Data Pemilik Senjata Api Bocor, Peluang Emas Pelaku Kriminal
Cyberthreat.id - Program Buy-back senjata api yang dicanangkan pemerintah Selandia Baru berantakan gara-gara website yang ditunjuk menjalankan program tersebut mengalami kebocoran data.
Lebih dari 37 ribu data pemilik senjata api bocor yang mencakup rincian kontak lengkap, nomor lisensi senjata api dan rincian alamat bank. Masih ingat dengan aksi terorisme di Mesjid Christchurch di Selandia Baru beberapa waktu lalu, saat seorang pria menembaki jamaah mesjid dan menyiarkannya secara live di Facebook dan Instagram.
Program buy-back salah satunya ditujukan untuk mengumpulkan kembali senjata api berbahaya yang beredar di masyarakat.
Menteri Kepolisian Selandia Baru, Stuart Nash, diminta untuk mengundurkan diri. Pelanggaran itu diungkapkan oleh Dewan Pemilik Senjata Api Berlisensi (COLFO) Selandia Baru yang mengeluarkan pernyataan pada Sabtu (30 November 2019) pukul 12.23 waktu setempat.
COLFO dalam keterangan resminya mengatakan bahwa pihaknya mengetahui informasi mengenai 70 ribu notifikasi senjata api yang dapat diakses oleh pengguna di website buy-back.
Dua menit kemudian Kepolisian Selandia Baru merespons dengan mengeluarkan pernyataan telah mengetahui pelanggaran data dan langsung menutup situs tersebut.
"Oang-orang masuk ke sistem selama tiga jam sebelum Polisi menutupnya, dan tidak jelas berapa lama informasi tersebut tersedia untuk umum," demikian keterangan COLFO dilansir Computer World, Minggu (1 Desember 2019).
Sejauh ini data yang bocor mengungkapkan 37.125 data dan informasi pemilik senjata api. Dari jumlah itu, para pemilik senjata telah mendaftarkan 280 ribu senjata baru yang dilarang.

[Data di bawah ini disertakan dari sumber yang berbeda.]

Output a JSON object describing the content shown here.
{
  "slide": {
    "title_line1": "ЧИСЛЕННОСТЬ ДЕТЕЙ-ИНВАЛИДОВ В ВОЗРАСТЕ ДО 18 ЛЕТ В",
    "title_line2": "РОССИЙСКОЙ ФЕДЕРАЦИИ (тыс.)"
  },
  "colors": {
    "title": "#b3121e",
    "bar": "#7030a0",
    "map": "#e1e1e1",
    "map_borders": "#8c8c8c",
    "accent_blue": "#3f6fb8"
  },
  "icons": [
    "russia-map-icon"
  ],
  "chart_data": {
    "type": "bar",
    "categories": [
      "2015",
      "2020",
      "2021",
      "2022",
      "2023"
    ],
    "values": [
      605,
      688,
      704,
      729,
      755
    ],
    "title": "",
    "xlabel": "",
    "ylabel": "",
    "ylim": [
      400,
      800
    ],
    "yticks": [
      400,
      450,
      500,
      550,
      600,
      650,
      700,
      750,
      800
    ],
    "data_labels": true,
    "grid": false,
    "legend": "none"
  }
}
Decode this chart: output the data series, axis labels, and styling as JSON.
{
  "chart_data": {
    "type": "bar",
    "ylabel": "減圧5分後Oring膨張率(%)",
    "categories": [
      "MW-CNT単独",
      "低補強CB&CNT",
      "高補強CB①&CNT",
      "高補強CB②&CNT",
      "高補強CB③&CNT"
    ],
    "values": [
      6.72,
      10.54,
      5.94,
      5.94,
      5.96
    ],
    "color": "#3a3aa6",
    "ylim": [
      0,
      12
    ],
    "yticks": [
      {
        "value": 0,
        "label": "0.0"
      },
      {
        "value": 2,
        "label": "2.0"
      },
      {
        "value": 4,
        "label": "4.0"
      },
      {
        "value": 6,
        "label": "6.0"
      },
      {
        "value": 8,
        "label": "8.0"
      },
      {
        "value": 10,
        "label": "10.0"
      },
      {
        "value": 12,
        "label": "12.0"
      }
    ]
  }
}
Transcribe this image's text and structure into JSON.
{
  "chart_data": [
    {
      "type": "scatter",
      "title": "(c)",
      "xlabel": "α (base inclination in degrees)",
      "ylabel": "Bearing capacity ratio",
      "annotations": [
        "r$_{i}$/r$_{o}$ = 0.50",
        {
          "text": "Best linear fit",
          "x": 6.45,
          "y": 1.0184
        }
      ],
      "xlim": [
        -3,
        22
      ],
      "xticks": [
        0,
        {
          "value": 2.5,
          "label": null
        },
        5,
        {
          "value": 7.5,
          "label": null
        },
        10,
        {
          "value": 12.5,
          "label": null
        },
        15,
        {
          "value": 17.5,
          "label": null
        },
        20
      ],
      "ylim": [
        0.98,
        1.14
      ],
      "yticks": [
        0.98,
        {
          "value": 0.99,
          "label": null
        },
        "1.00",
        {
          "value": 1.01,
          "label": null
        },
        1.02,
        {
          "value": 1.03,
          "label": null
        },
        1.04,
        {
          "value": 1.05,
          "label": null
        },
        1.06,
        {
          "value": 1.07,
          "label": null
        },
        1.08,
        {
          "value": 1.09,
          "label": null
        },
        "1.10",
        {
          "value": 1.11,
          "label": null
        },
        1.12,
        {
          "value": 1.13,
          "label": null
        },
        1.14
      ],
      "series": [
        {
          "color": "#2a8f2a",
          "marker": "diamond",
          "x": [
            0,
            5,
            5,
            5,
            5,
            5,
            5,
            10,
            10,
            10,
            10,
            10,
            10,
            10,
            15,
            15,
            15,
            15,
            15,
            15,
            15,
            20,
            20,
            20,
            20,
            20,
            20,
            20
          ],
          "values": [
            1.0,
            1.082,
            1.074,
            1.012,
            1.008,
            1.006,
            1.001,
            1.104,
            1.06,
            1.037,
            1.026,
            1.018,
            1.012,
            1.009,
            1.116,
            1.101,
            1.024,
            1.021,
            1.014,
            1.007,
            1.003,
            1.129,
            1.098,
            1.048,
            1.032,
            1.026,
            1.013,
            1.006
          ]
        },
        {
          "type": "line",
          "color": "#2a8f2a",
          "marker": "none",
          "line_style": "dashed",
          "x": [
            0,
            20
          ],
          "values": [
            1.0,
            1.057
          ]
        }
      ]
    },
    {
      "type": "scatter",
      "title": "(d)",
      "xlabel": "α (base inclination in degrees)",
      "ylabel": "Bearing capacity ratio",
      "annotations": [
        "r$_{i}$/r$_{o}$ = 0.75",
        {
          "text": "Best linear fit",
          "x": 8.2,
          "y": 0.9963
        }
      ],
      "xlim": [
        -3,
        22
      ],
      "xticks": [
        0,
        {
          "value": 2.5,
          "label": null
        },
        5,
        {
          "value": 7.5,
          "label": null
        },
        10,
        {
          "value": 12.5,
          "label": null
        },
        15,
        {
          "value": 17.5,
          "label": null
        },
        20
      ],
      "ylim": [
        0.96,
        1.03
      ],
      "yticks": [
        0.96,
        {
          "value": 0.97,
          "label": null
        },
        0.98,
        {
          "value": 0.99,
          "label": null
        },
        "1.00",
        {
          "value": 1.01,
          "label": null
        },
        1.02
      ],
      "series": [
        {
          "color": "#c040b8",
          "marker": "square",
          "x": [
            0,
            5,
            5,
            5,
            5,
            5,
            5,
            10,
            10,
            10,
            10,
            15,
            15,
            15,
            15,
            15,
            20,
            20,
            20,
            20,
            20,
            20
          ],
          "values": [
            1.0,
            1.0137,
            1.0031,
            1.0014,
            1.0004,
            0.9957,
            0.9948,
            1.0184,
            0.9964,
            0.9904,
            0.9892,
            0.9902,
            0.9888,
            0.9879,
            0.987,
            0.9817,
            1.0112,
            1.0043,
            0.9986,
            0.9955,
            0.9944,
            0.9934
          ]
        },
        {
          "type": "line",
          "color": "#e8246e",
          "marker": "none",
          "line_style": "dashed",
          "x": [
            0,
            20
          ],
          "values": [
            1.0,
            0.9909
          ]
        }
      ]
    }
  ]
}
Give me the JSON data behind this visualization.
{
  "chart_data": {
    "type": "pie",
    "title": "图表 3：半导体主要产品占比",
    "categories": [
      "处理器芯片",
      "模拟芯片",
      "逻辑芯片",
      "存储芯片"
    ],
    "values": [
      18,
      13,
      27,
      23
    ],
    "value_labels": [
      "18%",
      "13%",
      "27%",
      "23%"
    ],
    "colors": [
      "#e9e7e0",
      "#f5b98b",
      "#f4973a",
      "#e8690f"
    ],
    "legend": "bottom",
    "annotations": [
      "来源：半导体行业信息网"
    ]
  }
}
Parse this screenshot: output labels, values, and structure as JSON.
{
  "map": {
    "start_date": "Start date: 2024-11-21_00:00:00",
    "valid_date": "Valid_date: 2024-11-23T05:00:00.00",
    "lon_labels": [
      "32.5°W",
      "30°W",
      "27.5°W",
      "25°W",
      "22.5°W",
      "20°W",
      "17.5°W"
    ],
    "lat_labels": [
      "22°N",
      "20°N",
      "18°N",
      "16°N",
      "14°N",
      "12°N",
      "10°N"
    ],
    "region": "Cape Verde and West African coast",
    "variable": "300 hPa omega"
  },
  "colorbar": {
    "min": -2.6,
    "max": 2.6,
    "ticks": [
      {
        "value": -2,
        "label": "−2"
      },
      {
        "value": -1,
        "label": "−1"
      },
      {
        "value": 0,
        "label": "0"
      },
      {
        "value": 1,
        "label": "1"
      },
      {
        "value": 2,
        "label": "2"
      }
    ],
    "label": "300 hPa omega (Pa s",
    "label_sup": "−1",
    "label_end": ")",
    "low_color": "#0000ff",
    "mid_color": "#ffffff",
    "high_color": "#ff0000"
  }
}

The Guardian melaporkan bahwa kekhawatiran lainnya akibat kebocoran data pemilik senjata api adalah bisa menimbulkan peluang atau semacam 'pasar belanja' bagi pelaku kriminal.
ACT Selandia Baru meminta pendaftar buy-back segara ditangguhkan dan website ditutup sementara waktu dengan melakukan evaluasi. ACT menilai program buy-back merupakan hasil dari kebijakan regulasi yang dibikin buru-buru.
“Pelanggaran data ini adalah hasil tak terhindarkan dari undang-undang yang dibuat hanya dalam sembilan hari," kata pemimpin ACT David Seymour.
Juru bicara kepolisian Partai Nasional, Brett Hudson, mengatakan bukan kali ini saja Pemerintah mengalami kebocoran data. Ia menyebutkan setidaknya beberapa infrastruktur kritis Pemerintah pernah mengalami kebocoran data mulai dari Departemen Keuangan dan Komisi Perdagangan,
"Kemarin ada pelanggaran di Kementerian Kebudayaan dan Warisan (NZTA) tempat informasi tentang anak-anak diakses; staf di NZTA berisiko mengalami pencurian identitas pribadi setelah drive USB yang berisi kartu identitas staf hilang," ujarnya.